Darren Lasso
case study #1How might we empower SREs to manage incident response and make on-call less awful?
Design execution
Design system
UX research
AI/ML

From 2021-2023, I led design for a new Observability feature streamlining incident response for on-call SREs. The solution aggregated related alerts into single incidents, improving notification, investigation, and reducing MTTX while creating a cohesive user experience across the suite.

Read about the launch
Framing the problemIn order to improve MTTR, admins require granular control over their alerts

SRE managers rely on alerts to detect performance issues across their tech stack, but investigating and resolving these can be complex, noisy, and require coordination. To aid this, admins must ensure alerts are clear, consistent, and contextually relevant, often aggregating noisy alerts into incidents or muting those from expected outages like maintenance.

Alert fatigue
Alert storms appear during a critical outage
Burnout
SRE sleep deprivation and burnout are prevalent
$300k/hr
Cost of enterprise outages

The hardest part of being on-call is not the work itself, but the constant anticipation — knowing that at any moment, your peace can be shattered by someone else's emergency. - Anonymous SRE

Timeline & process
June‘21
May‘23
01.
Project kickoff
Interpret research
Interview SREs
02.
Discovery
Define challenges
Define requirements
03.
Explore
IA / Wireframes
Design concepts
04.
Design
Final designs
Evaluation
05.
Deliver
‍Launch MVP
Eng review
I remained embedded on this team from the beginning of design execution, through to the launch of our MVP solution.
Results
94%
Improvement to mean time to resolution (MTTR)
6
Fortune 500 companies signed up for pilot
92%
Reduction in alert noise
project kickoffLead the incident management admin experience

I joined the team after initial research and prioritization were established, focusing on quickly understanding users and use cases to deliver designs for critical incident response features. My work centered on the admin experience, defining key features like alert aggregation, enrichment, and maintenance policies.

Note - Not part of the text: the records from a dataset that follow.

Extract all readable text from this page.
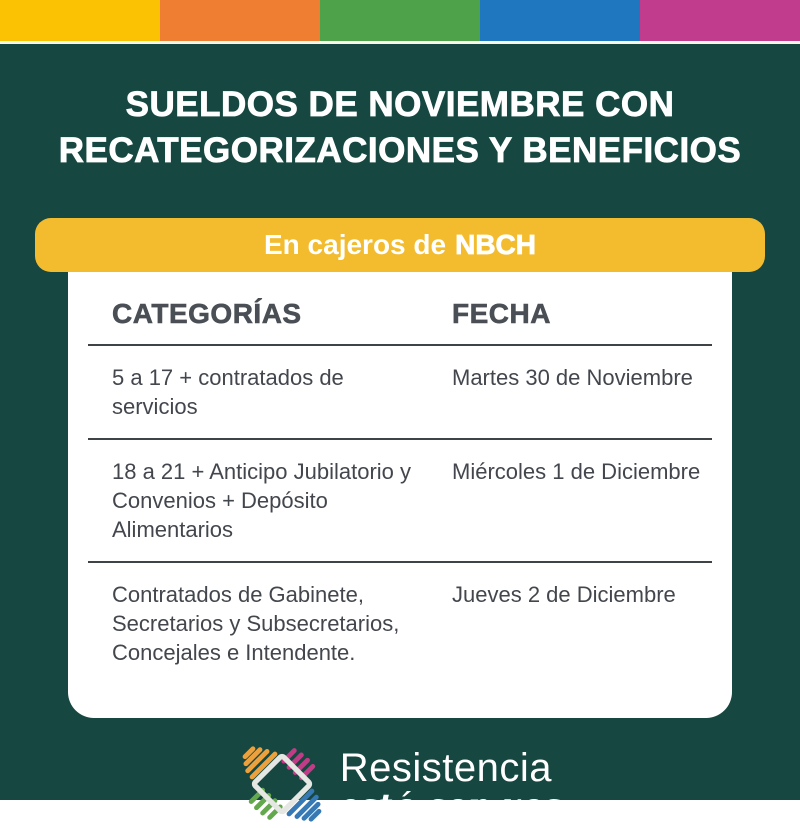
SUELDOS DE NOVIEMBRE CON
RECATEGORIZACIONES Y BENEFICIOS
En cajeros de NBCH
CATEGORÍAS	FECHA
5 a 17 + contratados de servicios
Martes 30 de Noviembre
18 a 21 + Anticipo Jubilatorio y Convenios + Depósito Alimentarios
Miércoles 1 de Diciembre
Contratados de Gabinete, Secretarios y Subsecretarios, Concejales e Intendente.
Jueves 2 de Diciembre
Resistencia
está con vos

  • Define the end to end incident responder journey for admins and SREs.
  • Partner with PM and engineering to rapidly iterate on design concepts.
  • Lead design execution and evaluation across the alert management admin experience.
  • Provide feedback on engineering implementation of designs.
DiscoveryDefine the incident responder journey
To help the product team prioritize features, we defined the incident responder journey within the product and identified user challenges at each stage, ensuring our work addressed key problems within this scope.
phase 1.
Acknowledge alert

An incident responder is notified that a critical issue has degraded their application’s performance and now requires an investigation to determine its root cause.
phase 2.
Investigate issue

Incident responders analyze alert metadata to identify the problem's origin, checking APM for impacted services, IMM for degraded infrastructure, and logs for key data to determine the cause.
phase 3.
Resolve & report

Responders resolve the incident (e.g., scaling resources, rolling back code) and document actions taken. Afterward, investigators review and document lessons, while admins adjust settings to improve future responses.
admin user research insights
Understanding the SRE journey allows us to equip admins with tools to streamline alerts, provide context, and enhance collaboration for faster resolution
I interviewed SRE admins to understand their needs, receiving numerous feature requests. A key area they identified—and we prioritized—was reducing alert noise through aggregation features.
How do I see through alert noise?
Alerts are configured to fire when a performance degradation is observed. These failures may happen at any time, even in the middle of the night. During a critical outage, this often results in 10s or hundreds of alerts firing, even though they may all describing the same root cause issue.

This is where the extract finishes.